Div. of Youth & Family Servs. v. A.G., 344 N.J. Super. 418, 442-
43 (App. Div. 2001) (emphasis added) (citing Rova Farms Resort,
Inc. v. Inv'rs Ins. Co. of Am., 65 N.J. 474, 484 (1974)),
certif. denied, 171 N.J. 44 (2002); accord Johnson, supra, 42
N.J. at 162. Here, the Evaluation was admitted into evidence at
the fact-finding hearing, and thus was "evidence in the record"
and part of "the proofs as a whole." A.G., supra, 344 N.J.
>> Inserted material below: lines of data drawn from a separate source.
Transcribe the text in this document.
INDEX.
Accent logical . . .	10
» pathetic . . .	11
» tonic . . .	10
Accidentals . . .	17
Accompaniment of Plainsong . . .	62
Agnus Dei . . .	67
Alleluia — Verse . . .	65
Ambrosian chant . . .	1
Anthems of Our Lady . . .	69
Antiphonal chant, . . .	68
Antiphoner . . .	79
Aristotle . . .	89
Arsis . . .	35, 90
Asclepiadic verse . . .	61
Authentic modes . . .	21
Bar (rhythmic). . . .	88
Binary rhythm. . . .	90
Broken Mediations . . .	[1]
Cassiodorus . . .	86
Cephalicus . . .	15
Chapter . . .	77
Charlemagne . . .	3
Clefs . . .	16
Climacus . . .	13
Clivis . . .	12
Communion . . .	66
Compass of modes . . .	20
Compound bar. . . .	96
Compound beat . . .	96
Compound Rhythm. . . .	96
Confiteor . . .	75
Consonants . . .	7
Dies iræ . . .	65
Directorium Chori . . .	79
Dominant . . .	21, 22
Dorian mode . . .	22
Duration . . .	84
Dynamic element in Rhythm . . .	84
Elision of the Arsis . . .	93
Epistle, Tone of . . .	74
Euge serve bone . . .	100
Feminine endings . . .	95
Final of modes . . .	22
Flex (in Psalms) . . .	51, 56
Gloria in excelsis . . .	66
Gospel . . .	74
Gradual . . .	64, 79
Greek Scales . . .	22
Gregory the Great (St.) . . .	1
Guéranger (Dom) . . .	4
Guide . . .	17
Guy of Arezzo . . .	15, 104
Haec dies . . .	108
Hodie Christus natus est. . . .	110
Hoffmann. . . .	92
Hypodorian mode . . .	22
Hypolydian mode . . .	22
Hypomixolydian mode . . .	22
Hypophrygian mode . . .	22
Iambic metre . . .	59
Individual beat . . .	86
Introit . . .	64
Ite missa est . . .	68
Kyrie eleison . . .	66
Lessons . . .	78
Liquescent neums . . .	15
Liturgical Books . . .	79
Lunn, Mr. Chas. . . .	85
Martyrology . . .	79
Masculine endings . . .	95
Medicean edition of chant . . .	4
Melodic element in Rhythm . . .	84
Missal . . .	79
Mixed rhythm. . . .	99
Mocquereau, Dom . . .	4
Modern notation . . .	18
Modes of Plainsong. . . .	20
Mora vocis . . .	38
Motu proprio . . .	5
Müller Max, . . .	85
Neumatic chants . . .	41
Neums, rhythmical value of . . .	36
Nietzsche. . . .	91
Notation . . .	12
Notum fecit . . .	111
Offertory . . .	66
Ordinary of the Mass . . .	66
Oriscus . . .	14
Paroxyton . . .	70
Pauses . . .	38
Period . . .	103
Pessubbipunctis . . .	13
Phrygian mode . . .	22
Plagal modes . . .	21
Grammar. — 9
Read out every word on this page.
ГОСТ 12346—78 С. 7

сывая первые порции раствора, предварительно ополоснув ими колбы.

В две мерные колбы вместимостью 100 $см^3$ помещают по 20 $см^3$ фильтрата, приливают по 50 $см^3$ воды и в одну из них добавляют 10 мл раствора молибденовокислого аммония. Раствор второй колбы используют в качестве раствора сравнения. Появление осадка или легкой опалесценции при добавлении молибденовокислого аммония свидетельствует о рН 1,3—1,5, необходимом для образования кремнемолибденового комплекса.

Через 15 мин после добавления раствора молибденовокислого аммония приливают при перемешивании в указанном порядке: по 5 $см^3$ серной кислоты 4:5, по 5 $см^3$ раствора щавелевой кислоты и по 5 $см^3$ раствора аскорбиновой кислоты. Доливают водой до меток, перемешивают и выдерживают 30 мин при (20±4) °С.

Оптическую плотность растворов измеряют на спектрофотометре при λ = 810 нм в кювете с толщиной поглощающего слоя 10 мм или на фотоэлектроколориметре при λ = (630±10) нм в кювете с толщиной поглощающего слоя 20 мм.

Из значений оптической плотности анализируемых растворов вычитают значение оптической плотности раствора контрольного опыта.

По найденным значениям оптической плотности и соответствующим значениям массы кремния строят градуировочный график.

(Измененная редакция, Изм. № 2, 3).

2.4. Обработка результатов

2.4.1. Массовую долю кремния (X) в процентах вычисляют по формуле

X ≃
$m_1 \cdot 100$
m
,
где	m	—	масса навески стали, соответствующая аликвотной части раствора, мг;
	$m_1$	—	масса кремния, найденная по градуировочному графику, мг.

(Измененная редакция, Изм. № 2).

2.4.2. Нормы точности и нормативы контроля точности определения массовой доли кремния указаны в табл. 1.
Super. at 443. In judging the sufficiency of the evidence, "a
reviewing court [must] 'consider all of the evidence admitted by
the trial court.'" See generally State v. Gibson, 219 N.J. 227,
245 (2014) (quoting Lockhart v. Nelson, 488 U.S. 33, 41, 109 S.
Ct. 285, 291, 102 L. Ed. 2d 265, 274 (1988)).
31 A-1008-14T4
Here, the trial court's finding that Stepfather abused or
neglected J.V. was supported by adequate, substantial, and
credible evidence in the record, if Dr. Perry's diagnoses and
opinions are included. Even ignoring that improperly-admitted
evidence, the Division's other evidence, namely the hearsay
statements of Mother and J.V., might arguably have supported a
finding of "substantial risk" of harm and "imminent danger" of
impairment of J.V.'s mental or emotional condition. N.J.S.A.
9:6-8.21(c)(4). Thus, we cannot say that reversal precluding a
new-fact-finding hearing "is necessary to correct an injustice."
N.J. Div. of Youth & Family Servs. v. F.M., 211 N.J. 420, 448
(2012).
However, the Division chose to prove harm and impairment by
introducing the diagnoses and opinions of a psychologist without
calling the psychologist to testify and be cross-examined. The
trial court relied heavily on that inadmissible hearsay to find
actual harm and impairment and thus abuse or neglect.
Accordingly, the appropriate remedy here is to remand for a new
fact-finding hearing.
Vacated and remanded. We do not retain jurisdiction.